The Fuji Motorcycles Division dates back to pre World War Two. Originally, in 1917 Chikuhei Nakajima founded an aircraft research company that was named Aircraft Research Laboratory, which was located in Japan. Thanks to the First World War, The Aircraft Research Laboratory, was renamed to Nakajima Aircraft Co and held the title of Japan's leader in aerospace manufacturing, and had a respective quarter of a million workers.
Before World War Two, Nakajima Aircraft, under government contract, produced not only the German Fokker, but also the Douglas DC2. Nakajima's Aeronautic manufacturing ended when the Japanese surrendered to American forces in 1945, and Nakajima Aircraft soon turned their heads to other forms of manufacturing since they had such a large tooling and manufacturing company. Nakajima Aircraft changed their name to Fuji Sangyo Company and soon began filling Japan's need for cheap transportation.

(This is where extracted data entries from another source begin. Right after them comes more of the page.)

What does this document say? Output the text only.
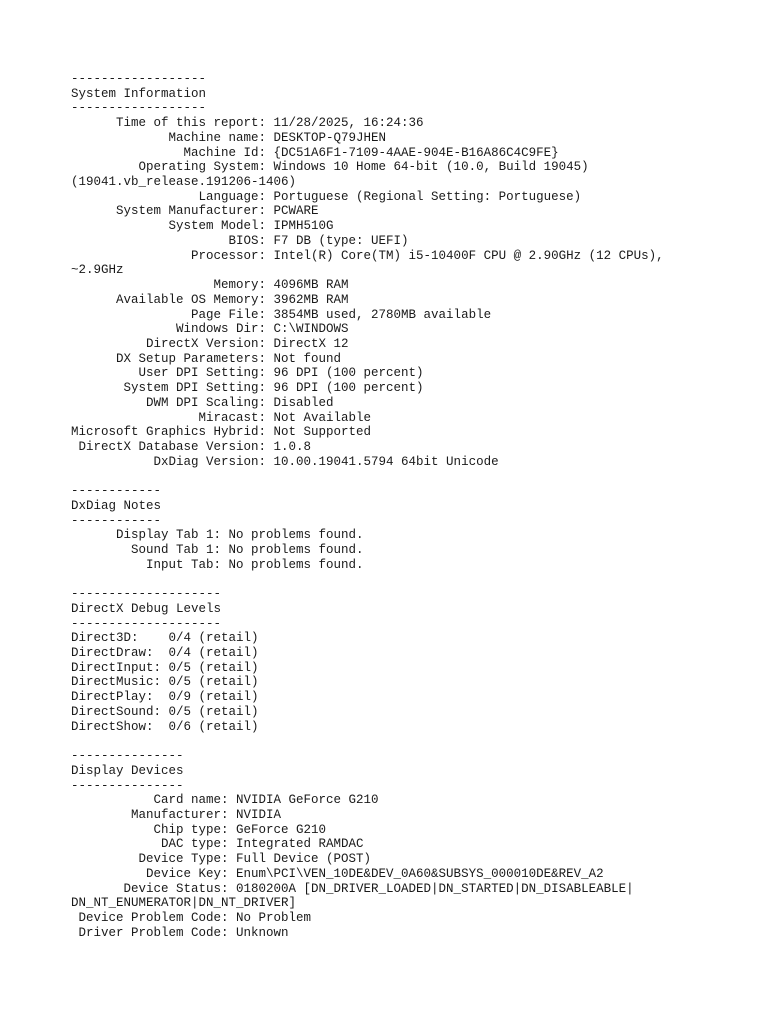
------------------
System Information
------------------
Time of this report: 11/28/2025, 16:24:36
Machine name: DESKTOP-Q79JHEN
Machine Id: {DC51A6F1-7109-4AAE-904E-B16A86C4C9FE}
Operating System: Windows 10 Home 64-bit (10.0, Build 19045)
(19041.vb_release.191206-1406)
Language: Portuguese (Regional Setting: Portuguese)
System Manufacturer: PCWARE
System Model: IPMH510G
BIOS: F7 DB (type: UEFI)
Processor: Intel(R) Core(TM) i5-10400F CPU @ 2.90GHz (12 CPUs),
~2.9GHz
Memory: 4096MB RAM
Available OS Memory: 3962MB RAM
Page File: 3854MB used, 2780MB available
Windows Dir: C:\WINDOWS
DirectX Version: DirectX 12
DX Setup Parameters: Not found
User DPI Setting: 96 DPI (100 percent)
System DPI Setting: 96 DPI (100 percent)
DWM DPI Scaling: Disabled
Miracast: Not Available
Microsoft Graphics Hybrid: Not Supported
DirectX Database Version: 1.0.8
DxDiag Version: 10.00.19041.5794 64bit Unicode

------------
DxDiag Notes
------------
Display Tab 1: No problems found.
Sound Tab 1: No problems found.
Input Tab: No problems found.

--------------------
DirectX Debug Levels
--------------------
Direct3D:    0/4 (retail)
DirectDraw:  0/4 (retail)
DirectInput: 0/5 (retail)
DirectMusic: 0/5 (retail)
DirectPlay:  0/9 (retail)
DirectSound: 0/5 (retail)
DirectShow:  0/6 (retail)

---------------
Display Devices
---------------
Card name: NVIDIA GeForce G210
Manufacturer: NVIDIA
Chip type: GeForce G210
DAC type: Integrated RAMDAC
Device Type: Full Device (POST)
Device Key: Enum\PCI\VEN_10DE&DEV_0A60&SUBSYS_000010DE&REV_A2
Device Status: 0180200A [DN_DRIVER_LOADED|DN_STARTED|DN_DISABLEABLE|
DN_NT_ENUMERATOR|DN_NT_DRIVER]
Device Problem Code: No Problem
Driver Problem Code: Unknown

In 1946, based on the Powell Scooter, Fuji Sangyo released their scooter, The Fuji Rabbit. The Fuji Rabbit had been produced for nearly 6 months before the infamous Vespa was released. The Fuji Rabbit became an overnight success, and even used some airplane parts in its construction. The front wheel of the Fuji Rabbit was the landing gear that had been originally designed for the Nakajima Bomber.
By 1950, due to new laws in Japan, mainly the Corporate Rearrangement Law had forced Fuji Sangyo to divide itself into 12 different companies, one of which was to be called Fuji Heavy Industries. A new corporate emblem was made for the Fuji Rabbit as Fuji Heavy Industries had none, so the held and inter-company competition for the new design in which the Japans Characters for "FU" had been chosen and is still the symbol for Fuji Heavy Industries today.
Although Fuji Heavy Industries produced cars, fire trucks and micro-buses, their Rabbit Scooter line was their true bread winner in which they had well over 25 models available.
Through the Rabbit Motor Sales, which was located in San Francisco, the Fuji Rabbit made its way to America by 1957 and also to Canada a few tears later. Malcolm Bricklin, who was the largest distributor of the Fuji Rabbit in the United States, was making a fortune off the scooters until the line was dropped. Not wanting to lose his bread and butter, Malcolm Bricklin went to Japan in an attempt get Fuji to continue to produce and export their Rabbits, but it was to no avail.
Fuji Heavy Industries attempted to talk Malcolm Bricklin into dealing in their new car line, Subaru, this had been a great chance for Bricklin who took it up and soon became the largest dealer of Subaru, since they could slide under the import laws. This later became helpful as by 1972 he had produced the Bricklin SV-1 and the 351 cubic inch engine he designed came to be of great interest to the Ford Motor Company.
The Fuji Heavy Industries have stopped producing their Rabbit but thanks to a large body of loyal enthusiasts, The Fuji Rabbit still lives on.